In aperture priority mode, the photographer determines the f-stop setting manually while the camera sets the remaining exposure variables. The main purpose of using this mode is to control for depth of field in a scene. However, unlike portrait or landscape modes, the photographer retains total control of the aperture.

Shutter Priority Mode

In shutter priority mode, the photographer sets the shutter speed while the camera sets all the remaining exposure variables. This mode is used when the photographer wants to retain precise control of exposure time. For example, when shooting a waterfall, a slow shutter speed can be set in order to accentuate motion by blurring the water while the surrounding area of the scene remains sharp (see Figures 10.26 – 10.28).
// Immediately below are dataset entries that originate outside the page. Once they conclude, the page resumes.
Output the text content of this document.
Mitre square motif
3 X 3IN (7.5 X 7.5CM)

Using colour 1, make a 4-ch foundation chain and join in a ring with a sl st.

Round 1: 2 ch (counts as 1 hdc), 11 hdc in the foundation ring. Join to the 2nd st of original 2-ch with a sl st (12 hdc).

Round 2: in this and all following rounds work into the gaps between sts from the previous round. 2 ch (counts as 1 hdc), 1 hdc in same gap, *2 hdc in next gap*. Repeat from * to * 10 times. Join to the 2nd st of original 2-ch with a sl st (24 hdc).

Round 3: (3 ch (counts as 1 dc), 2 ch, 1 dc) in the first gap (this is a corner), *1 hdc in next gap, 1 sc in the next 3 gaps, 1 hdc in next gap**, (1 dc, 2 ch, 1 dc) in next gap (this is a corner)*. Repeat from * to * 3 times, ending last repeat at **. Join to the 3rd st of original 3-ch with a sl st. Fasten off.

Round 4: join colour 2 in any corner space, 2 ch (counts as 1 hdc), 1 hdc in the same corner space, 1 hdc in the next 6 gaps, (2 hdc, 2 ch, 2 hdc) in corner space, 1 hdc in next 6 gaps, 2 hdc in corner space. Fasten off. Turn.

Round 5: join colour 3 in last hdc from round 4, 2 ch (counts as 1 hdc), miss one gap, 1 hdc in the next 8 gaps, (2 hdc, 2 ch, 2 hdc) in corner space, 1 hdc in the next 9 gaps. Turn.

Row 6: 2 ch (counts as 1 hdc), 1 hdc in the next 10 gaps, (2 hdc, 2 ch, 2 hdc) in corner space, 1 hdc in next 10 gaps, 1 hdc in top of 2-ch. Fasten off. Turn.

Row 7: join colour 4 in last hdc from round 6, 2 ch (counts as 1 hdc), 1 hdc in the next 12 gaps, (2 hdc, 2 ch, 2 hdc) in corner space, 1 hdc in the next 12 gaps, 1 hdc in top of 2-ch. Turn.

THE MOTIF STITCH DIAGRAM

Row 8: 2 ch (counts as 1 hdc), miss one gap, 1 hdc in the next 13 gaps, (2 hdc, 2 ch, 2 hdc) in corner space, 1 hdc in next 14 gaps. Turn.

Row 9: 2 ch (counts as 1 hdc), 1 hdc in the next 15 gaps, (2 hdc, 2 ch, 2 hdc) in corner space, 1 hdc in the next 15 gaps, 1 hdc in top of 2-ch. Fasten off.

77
Using a fast shutter speed on the same scene can result in the effect of suspended droplets of water hovering in midair for heightened effect.

Program Mode

Some cameras offer a program mode setting in which the camera determines the correct settings for aperture and shutter speed while allowing the photographer access to other controls like ISO, white balance, flash, and so on.

Renaming Images

Digital cameras usually assign rather meaningless names to image files. Renaming your image files is one of the first and most important things you can do to bring a sense of order and uniformity to a collection of related images. Programs such as Adobe Bridge and Apple’s Aperture can help automate this process. When you rename the files, consider using a standard prefix for related images. For example, for a group of photos taken of Beth on her birthday in 2006, you could use beth_ bd06_ as the prefix. As discussed in chapter 7, “Web Design,” use lowercase names if you plan to use the images online. Similarly, use an underscore instead of a space when you want to separate the character elements in a file name. After establishing the prefix, you need to make the remaining part of the file names sequential. This is where using a program to automate the process really helps. In some cases, you may be able to use part of the file name generated by the camera. This is very helpful for preserving the chronological order of the collection.

Image Folders

Try to avoid the habit of storing all your digital images in a single master folder. As your image library grows, the folder will swell, and it will become increasingly difficult for you to navigate such a large collection of files in one location. A better method is to use subfolders to store related sets of images. Some of the same naming strategies we’ve discussed so far can be applied to the naming of image sub-folders. Sorting images into subfolders according to project or client name, subject name, or event title will help alleviate a great deal of confusion and expedite locating image assets.